Les cinq princes chevauchent devant les prisonniers ; et ils ont lié les chevaliers placés sur les mulets. Guillaume d’Orange soupirait souvent de douleur et d’affliction ; il appela Bertran, son parent, et ses autres compagnons : « Amis honorés, » dit il, « vaillants chevaliers, c’est grande pitié pour nous d’être embarqués sur ces vaisseaux et d’aller sur mer avec ces gens maudits : jamais plus nous ne pouvons espérer d’être secourus par aucun homme vivant.

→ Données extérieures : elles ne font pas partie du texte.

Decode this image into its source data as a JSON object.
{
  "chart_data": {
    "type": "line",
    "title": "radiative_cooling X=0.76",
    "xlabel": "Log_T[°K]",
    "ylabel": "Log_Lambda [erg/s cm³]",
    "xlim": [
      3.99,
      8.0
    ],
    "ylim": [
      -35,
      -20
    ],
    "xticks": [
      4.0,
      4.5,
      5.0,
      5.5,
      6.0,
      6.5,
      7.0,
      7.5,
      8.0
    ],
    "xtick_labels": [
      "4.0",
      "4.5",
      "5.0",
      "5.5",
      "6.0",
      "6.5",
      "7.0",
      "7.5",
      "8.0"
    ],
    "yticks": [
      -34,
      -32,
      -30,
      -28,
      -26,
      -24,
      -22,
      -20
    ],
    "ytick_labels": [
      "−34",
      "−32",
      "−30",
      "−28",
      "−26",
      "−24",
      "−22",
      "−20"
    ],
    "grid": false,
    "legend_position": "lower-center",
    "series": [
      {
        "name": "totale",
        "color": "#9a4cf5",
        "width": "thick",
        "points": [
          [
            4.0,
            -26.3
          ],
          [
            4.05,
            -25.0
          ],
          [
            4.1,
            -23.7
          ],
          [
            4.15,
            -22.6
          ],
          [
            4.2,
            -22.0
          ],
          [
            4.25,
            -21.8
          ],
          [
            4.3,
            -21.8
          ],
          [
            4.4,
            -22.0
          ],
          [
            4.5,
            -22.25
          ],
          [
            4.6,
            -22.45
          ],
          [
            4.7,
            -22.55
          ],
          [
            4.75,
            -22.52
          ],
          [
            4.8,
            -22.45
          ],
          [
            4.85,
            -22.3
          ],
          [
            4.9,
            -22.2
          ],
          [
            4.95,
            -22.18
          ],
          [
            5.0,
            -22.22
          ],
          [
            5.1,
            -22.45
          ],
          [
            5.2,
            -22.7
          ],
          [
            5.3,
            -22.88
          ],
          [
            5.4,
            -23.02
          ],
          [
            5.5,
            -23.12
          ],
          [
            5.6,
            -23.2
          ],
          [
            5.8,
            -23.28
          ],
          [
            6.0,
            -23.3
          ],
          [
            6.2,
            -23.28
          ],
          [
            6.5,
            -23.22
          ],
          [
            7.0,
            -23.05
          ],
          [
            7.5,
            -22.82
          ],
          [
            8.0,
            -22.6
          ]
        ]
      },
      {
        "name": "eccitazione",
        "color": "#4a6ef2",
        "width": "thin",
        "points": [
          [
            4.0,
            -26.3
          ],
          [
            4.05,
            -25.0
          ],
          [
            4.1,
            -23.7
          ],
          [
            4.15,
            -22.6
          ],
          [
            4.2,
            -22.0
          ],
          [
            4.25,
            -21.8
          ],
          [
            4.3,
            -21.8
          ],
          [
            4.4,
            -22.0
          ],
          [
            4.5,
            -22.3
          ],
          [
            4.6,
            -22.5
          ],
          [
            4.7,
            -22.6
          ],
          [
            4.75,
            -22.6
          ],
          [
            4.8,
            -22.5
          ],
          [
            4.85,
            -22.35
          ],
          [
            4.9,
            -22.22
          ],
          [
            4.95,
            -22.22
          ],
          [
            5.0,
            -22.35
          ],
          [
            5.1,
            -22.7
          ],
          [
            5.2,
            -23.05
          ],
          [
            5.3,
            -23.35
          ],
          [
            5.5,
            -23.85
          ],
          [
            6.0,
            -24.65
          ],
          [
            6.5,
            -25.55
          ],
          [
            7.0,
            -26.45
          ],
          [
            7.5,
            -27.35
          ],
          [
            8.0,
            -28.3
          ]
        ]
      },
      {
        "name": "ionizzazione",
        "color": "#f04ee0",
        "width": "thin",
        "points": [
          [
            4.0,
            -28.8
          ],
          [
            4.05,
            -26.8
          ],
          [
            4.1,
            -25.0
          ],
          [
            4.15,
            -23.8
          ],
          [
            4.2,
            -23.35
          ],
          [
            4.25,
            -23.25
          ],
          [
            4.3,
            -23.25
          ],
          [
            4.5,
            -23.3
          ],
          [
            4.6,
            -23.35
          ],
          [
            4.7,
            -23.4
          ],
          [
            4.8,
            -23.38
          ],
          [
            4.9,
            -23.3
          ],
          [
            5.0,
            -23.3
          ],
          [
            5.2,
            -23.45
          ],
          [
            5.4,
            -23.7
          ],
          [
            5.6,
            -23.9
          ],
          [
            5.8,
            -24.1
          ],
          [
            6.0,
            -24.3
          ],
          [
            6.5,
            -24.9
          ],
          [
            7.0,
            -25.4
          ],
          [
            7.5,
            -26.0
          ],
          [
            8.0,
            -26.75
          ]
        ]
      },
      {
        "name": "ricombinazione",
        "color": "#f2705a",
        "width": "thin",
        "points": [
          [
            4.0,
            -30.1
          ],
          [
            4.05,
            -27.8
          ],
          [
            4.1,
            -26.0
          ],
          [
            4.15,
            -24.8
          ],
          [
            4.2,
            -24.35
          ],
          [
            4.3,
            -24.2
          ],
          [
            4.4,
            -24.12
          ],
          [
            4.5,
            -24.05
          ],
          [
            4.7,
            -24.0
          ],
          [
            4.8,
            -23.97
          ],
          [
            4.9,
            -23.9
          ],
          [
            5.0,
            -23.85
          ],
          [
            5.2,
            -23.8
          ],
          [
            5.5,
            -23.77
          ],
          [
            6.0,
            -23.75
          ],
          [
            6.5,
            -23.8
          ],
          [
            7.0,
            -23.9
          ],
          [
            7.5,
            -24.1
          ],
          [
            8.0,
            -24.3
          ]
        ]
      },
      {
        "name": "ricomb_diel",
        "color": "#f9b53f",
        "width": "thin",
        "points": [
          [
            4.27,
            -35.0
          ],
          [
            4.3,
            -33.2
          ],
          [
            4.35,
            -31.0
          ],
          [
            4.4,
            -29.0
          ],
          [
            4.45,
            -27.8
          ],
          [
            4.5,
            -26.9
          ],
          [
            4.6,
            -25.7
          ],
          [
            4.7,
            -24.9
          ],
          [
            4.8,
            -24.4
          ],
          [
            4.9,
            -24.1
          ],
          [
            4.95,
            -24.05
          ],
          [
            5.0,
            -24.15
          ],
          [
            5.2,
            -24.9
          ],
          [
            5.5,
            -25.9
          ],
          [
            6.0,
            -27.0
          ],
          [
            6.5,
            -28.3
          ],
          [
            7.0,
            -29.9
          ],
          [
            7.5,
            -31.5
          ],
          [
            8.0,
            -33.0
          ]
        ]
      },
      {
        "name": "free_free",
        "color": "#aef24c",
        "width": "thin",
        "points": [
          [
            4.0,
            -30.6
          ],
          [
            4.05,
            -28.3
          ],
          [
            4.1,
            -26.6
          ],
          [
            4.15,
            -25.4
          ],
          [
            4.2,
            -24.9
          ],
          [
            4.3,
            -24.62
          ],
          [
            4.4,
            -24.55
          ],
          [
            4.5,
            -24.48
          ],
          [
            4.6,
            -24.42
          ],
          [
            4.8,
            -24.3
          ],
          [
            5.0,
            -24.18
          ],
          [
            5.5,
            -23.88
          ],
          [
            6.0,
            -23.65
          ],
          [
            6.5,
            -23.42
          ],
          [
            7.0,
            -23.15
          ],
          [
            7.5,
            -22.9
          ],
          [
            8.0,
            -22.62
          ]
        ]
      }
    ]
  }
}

Guibourc[1], » dit-il, « courtoise dame, je vais bien m’éloigner de toi ! Je ne sais plus que dire maintenant ; Dieu tout-puissant, je te demande de prendre à jamais nos âmes en grâce ! » « Méchant vaurien, » dit Rodoant, « ces paroles nous déplaisent, que tu appelles à ton aide ta loi et tes faux dieux ! Pour l’amour de ton dieu, auquel tu crois, tu vas recevoir de moi un coup dur et pesant ! » Et il leva un gros bâton, et le frappa si fort sur la tête que le sang jaillit partout sur lui. Quand Bernard vit comment il traitait Guillaume, son parent, il hocha la tête et mordit sa barbe : « Vilain chien, » dit-il, « c’est grande pitié que nous soyons enchaînés, et que tu nous frappes ! Puisse Dieu m’accorder d’assister à ta honte » Comme le païen s’apprêtait[2] à frapper une seconde fois, ils virent derrière une vigne s’avancer Élie, revêtu d’un bon, solide et élégant équipement. Le méchant Rodoant lui parla le premier : « Quelle espèce de chevalier es-tu, dit-il, « toi qui chevauches ainsi seul ? Tu es un oison et un butor, si tu oses te mesurer à moi ! Je te prendrai ton cheval rapide, ta brogne et ton heaume doré, ton écu, ton épée

  1. A Gibuers.
  2. C B D à lui donner un second coup.